Second Life may be the 8000 pound gorilla in the virtual worlds universe, but it’s not the only one. There are several dozen worlds for you to choose from, though most are still small and even the largest doesn’t yet come close to matching Second Life’s massive user base.

Comparing worlds by population size is not easy, because of the difficulty in determining how many are actually active users, of determining how many are multiple avatars of a single person, and because not all worlds report population in the same way.

An alternate way of measuring world size is by the number of regions in that world.  HypergridBusiness.com reports that the dozen largest virtual worlds (Open Sim worlds and Second Life) by region are:

  1. Second Life: 31,552 regions
  2. OSGrid: 5,758 regions
  3. Avination: 925 regions
  4. Virtual Worlds Grid: 819 regions
  5. InWorldz: 816 regions
  6. New World Grid: 612 regions
  7. ScienceSim: 338 regions  (for science researchers and projects)
  8. AlphaTowne: 316 regions
  9. Meta7: 292 regions
  10. NexXtLife: 288 regions
  11. FrancoGrid: 262 regions  (French speaking)
  12. MyOpenGrid: 245 regions

OSGrid is run by the same group that has established the Open Sim platform for hosting virtual worlds.  All the virtual worlds on this list except Second Life are based on it.  It has a feature that will appeal to people like me: the ability to host a region in the world on your own computer, at no cost other than the cost of operating your computer.

Avination has unique feature that I haven’t encountered in other worlds: although when you’re creating your account, it forces you to choose from a list of avatar last names, you can change it to your Second Life avatar name through a two step process in which you first register your Second Life name with Avination and then visit an Avination ATM in Second Life, where you complete the linkage.  Avination appears to also offer the ability to use the ATM for transferring funds between it and Second Life through these ATMs, though I didn’t try it.

InWorlds is the world that people I know personally in Second Life are beginning to migrate to, and it’s the world that most favorably impressed me when I first logged on.

I wasn’t able to open an account in Virtual Worlds Grid.  I tried but wasn’t able to navigate to the account creation page.  Maybe they were having problems today, but it’s the most confusing page I’ve seen in any of the worlds.

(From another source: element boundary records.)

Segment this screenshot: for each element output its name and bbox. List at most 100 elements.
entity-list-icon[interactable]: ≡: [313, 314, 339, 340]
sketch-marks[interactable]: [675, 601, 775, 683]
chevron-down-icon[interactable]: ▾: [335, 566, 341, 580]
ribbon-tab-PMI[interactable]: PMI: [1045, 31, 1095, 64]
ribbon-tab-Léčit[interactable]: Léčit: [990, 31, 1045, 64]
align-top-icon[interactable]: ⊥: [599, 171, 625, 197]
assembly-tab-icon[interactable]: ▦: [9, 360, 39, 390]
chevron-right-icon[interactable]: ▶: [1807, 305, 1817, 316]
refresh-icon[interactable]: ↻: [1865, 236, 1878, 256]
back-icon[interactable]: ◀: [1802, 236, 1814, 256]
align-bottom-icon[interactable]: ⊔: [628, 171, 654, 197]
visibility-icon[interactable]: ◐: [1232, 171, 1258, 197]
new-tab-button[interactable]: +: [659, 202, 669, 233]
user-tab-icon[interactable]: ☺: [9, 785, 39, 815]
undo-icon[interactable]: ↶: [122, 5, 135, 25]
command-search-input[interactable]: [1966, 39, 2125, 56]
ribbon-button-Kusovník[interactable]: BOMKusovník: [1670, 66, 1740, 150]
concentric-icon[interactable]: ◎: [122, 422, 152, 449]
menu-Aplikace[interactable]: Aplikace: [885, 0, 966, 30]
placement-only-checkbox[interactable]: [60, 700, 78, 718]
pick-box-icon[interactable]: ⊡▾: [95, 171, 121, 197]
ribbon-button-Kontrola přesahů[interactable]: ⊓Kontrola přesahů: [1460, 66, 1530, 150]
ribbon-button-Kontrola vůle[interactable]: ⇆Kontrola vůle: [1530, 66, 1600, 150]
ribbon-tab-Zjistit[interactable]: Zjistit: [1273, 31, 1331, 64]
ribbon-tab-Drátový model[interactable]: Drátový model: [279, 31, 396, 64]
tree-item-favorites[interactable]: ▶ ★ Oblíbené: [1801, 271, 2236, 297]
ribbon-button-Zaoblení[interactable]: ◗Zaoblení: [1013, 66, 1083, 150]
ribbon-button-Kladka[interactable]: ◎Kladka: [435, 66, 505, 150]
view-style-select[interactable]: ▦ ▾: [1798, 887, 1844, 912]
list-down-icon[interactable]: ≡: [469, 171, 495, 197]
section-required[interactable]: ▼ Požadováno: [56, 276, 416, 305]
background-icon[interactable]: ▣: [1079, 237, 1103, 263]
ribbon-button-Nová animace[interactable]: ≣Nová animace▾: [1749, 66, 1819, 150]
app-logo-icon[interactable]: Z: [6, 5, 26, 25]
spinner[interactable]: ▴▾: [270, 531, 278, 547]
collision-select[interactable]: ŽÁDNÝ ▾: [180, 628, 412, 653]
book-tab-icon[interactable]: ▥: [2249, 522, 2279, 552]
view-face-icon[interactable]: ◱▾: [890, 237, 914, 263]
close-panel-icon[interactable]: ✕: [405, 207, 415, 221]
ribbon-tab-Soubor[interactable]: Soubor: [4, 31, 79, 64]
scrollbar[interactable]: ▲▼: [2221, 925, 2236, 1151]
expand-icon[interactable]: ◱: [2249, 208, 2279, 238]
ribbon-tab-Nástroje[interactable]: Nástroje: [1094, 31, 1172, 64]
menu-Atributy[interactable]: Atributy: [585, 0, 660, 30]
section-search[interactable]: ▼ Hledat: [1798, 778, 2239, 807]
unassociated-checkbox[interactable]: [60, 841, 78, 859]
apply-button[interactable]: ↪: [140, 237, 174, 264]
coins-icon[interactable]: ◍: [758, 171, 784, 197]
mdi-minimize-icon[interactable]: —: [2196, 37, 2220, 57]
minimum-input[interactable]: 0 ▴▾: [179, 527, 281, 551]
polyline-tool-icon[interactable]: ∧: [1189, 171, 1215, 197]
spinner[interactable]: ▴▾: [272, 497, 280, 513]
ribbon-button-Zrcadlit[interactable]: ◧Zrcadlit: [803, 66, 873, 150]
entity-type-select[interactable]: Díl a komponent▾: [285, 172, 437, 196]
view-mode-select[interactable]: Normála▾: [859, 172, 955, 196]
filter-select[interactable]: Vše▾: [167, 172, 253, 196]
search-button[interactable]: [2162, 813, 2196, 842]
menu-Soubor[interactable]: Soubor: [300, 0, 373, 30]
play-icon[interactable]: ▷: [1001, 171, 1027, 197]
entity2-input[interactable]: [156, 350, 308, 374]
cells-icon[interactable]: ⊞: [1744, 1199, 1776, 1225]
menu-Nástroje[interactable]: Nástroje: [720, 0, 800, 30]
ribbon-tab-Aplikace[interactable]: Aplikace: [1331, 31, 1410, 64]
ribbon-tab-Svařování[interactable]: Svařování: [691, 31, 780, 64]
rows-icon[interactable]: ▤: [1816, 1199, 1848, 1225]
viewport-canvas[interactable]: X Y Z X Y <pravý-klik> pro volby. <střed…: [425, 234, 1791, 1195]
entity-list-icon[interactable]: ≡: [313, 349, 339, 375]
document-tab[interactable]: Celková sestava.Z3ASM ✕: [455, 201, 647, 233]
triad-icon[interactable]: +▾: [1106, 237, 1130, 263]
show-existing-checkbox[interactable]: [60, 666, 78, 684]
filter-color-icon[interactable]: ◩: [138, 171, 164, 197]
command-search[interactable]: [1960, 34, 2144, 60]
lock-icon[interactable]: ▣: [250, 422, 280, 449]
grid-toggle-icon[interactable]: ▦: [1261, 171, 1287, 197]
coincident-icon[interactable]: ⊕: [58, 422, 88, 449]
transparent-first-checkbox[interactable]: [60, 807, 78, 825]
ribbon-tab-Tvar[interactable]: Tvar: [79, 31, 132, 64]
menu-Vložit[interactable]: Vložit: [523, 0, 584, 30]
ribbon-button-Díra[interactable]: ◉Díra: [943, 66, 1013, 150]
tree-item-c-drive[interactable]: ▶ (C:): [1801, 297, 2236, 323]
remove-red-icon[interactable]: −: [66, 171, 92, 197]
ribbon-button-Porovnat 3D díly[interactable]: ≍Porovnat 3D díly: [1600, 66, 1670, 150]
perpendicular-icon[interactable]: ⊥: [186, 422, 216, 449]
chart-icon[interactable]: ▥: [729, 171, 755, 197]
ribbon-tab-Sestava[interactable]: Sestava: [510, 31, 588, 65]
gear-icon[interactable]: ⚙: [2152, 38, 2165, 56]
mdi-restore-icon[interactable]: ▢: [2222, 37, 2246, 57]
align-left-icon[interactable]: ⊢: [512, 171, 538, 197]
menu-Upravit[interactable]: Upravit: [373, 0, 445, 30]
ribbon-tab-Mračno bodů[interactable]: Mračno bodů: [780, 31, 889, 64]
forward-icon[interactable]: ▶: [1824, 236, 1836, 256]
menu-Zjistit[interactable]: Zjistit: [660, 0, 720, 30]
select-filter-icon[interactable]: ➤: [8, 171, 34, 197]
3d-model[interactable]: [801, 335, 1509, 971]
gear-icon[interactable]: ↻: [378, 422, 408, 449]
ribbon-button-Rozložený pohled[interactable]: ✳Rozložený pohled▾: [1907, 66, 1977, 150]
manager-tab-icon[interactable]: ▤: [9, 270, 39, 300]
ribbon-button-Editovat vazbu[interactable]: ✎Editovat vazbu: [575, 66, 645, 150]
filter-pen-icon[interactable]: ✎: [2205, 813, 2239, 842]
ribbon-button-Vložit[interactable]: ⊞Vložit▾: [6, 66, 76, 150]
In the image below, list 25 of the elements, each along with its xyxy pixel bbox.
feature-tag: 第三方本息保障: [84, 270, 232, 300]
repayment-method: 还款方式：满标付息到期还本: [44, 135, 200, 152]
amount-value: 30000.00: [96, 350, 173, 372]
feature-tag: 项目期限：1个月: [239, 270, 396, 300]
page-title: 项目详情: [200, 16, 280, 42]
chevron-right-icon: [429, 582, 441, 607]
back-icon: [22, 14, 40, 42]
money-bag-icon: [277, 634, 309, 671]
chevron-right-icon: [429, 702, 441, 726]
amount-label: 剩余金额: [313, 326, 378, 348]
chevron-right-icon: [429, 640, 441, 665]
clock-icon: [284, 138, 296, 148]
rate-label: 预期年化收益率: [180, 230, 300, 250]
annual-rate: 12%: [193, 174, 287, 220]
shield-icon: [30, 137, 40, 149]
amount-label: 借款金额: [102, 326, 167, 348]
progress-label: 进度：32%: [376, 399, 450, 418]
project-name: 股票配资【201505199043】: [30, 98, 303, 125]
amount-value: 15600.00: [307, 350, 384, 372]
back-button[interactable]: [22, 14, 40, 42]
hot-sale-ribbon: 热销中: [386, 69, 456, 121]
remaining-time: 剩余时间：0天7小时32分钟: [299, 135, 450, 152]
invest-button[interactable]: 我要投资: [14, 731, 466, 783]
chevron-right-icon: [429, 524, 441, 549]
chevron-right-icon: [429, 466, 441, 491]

The other world where I had a problem was New World Grid.  I got several errors when I tried opening my account, including being told that my password was too short (it was) and that my email address was invalid (it wasn’t).  When I tried reentering the information, it told me that the avatar already existed, so I tried logging and had no problem, despite the too-short password.

However when I tried creating a second avatar, I got the very same errors but this time I wasn’t able to log on with that avatar.  Very confusing!

I use the Imprudence viewer for logging into all these worlds; if a world isn’t listed in the Grids on the Imprudence login page, you can use the Grid Manager to add it.  You can also use other viewers, including Phoenix and Hippo.